Jacqulyn Kirkpatrick, 35, received her sentence of just over 31 years in prison on Monday in Wyandotte County, Kansas after pleading guilty on Nov. 4 to one count of second-degree murder, one count of the abuse of a child under the age of six and two counts of interference with the police, according to Wichita NBC affiliate KSN. As part of the plea, she'll have to testify against the child's father.

Kirkpatrick and her boyfriend, Howard Jansen III, were charged in relation to the 2020 death of Jansen's 3-year-old daughter, Olivia Jansen. The father reported his daughter missing on July 10, 2020, initially telling police that he'd woken up at 5:30 a.m. on Friday to find the back door open and his daughter missing, reported the Kansas City Star.

That story, police said later, changed repeatedly over the course of the day, reported Kansas City CBS affiliate KCTV.

"We have had several stories throughout the day," Officer T.J. Tomasic said at a press conference after the arrests. "None of them made very much sense."

Jacqulyn Kirkpatrick Pd

Olivia Jansen's body, brusied and clad in pajamas, was found in a nearby shallow grave the same evening, reported KSN. The coroner determined that she died of a brain hemorrhage sometimes on Jul. 9 or 10, according to charging documents in the case.

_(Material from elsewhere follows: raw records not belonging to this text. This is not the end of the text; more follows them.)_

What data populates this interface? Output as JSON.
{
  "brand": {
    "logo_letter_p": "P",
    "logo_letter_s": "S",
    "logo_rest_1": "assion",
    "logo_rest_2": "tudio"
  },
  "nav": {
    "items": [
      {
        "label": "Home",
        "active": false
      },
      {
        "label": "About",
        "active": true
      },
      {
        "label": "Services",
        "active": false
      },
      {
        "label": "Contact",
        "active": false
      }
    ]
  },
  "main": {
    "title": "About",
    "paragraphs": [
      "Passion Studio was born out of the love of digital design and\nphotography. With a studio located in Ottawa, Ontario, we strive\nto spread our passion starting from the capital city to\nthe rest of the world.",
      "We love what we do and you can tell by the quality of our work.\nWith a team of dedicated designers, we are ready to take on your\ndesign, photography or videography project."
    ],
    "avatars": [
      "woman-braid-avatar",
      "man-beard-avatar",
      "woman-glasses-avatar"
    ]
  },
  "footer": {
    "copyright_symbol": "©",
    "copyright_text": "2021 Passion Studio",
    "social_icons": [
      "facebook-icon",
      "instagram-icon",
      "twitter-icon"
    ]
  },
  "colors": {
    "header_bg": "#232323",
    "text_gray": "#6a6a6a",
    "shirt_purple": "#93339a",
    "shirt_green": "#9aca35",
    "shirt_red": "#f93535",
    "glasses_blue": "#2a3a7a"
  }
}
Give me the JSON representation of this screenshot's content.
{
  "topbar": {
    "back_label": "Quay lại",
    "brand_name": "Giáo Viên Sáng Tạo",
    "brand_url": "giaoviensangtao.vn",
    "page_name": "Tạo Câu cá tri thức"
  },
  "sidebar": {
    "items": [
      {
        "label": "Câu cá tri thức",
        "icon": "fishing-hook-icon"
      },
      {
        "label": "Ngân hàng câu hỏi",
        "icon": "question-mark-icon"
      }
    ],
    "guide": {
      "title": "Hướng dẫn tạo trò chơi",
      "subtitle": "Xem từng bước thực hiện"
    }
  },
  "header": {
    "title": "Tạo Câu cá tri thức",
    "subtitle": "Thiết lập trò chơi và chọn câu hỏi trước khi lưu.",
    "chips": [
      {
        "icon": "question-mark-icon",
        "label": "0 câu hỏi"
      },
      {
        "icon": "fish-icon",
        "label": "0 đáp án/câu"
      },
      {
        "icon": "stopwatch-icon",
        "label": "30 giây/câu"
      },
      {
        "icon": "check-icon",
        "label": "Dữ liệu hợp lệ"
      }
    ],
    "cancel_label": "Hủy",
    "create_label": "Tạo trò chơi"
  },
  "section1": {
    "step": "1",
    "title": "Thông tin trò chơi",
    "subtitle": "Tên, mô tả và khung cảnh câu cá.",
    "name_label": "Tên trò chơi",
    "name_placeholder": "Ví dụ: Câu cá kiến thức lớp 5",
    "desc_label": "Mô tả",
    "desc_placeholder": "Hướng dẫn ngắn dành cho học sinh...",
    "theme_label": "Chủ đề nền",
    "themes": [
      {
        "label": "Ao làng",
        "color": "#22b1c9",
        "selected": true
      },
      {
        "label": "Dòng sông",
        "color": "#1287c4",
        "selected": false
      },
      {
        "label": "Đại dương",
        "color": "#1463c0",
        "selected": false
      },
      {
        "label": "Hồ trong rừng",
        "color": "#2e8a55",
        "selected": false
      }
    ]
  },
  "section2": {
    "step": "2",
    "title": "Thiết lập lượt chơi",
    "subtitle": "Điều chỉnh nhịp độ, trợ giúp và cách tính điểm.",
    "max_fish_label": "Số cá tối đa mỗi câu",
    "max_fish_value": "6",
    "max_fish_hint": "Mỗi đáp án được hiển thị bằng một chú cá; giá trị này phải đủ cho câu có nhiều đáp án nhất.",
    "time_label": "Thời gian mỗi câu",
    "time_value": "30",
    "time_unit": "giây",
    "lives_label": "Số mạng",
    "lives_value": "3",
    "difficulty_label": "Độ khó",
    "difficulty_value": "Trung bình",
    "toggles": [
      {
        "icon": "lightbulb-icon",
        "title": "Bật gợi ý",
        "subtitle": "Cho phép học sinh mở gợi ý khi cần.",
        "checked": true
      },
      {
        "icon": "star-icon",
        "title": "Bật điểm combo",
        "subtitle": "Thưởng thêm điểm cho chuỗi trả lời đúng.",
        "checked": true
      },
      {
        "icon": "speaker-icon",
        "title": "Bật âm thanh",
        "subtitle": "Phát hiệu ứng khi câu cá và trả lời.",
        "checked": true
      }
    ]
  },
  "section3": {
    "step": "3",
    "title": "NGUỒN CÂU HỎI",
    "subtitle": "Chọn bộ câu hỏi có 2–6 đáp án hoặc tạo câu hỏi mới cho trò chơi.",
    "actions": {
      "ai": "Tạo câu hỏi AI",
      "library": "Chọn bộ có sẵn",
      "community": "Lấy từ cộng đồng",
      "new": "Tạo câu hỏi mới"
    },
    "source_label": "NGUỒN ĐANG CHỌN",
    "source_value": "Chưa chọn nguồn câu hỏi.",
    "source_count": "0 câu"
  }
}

Prosecutors alleged at Kirkpatrick's plea hearing that she kept Olivia Jansen locked in a dog kennel at the home, or forced her to stand without moving in a corner for extended periods of time, KSN reported. Other children in the home told law enforcement that they'd often witnessed Kirkpatrick shoving the small child by the back of the head, including into walls.

Olivia Jansen's mother was in prison on unrelated charges at the time of her daughter's murder, according to KCTV, but both her maternal and paternal grandparents had attempted to intervene in what they termed the ongoing abuse of their granddaughter before she was killed by calling the Kansas Department for Children and Families.

"I just wish whenever we called DCF they would have done something about it," her maternal grandmother Vickey Saindon told Kansas City Fox affiliate WDAF last year. "Because we’ve called them and KCK police to do welfare checks on that child."

Saindon told several news outlets that Howard Jansen III had refused to let her see her grandchild since Valentine's Day 2020.

"I want them to pay for what they did to her," Howard Jansen III's stepmother, Elisabeth Jansen, told Kansas City ABC affiliate KMBC. "This has been going on for months and it didn't have to."

"Torture, torture, they kept her from us," Howard Jansen II, the accused's father, told the station, echoing Saidon. "We called DCF."

"We knew it was bad but we didn't know what we are learning now," he added.

The DCF has yet to release its records on Olivia Jansen or any investigation they did after receiving calls from her grandparents, according to KCTV, citing the ongoing criminal case against her father.

The trial for Howard Jansen III, who has the name "Olivia" tattooed above his left eyebrow, has yet to be scheduled.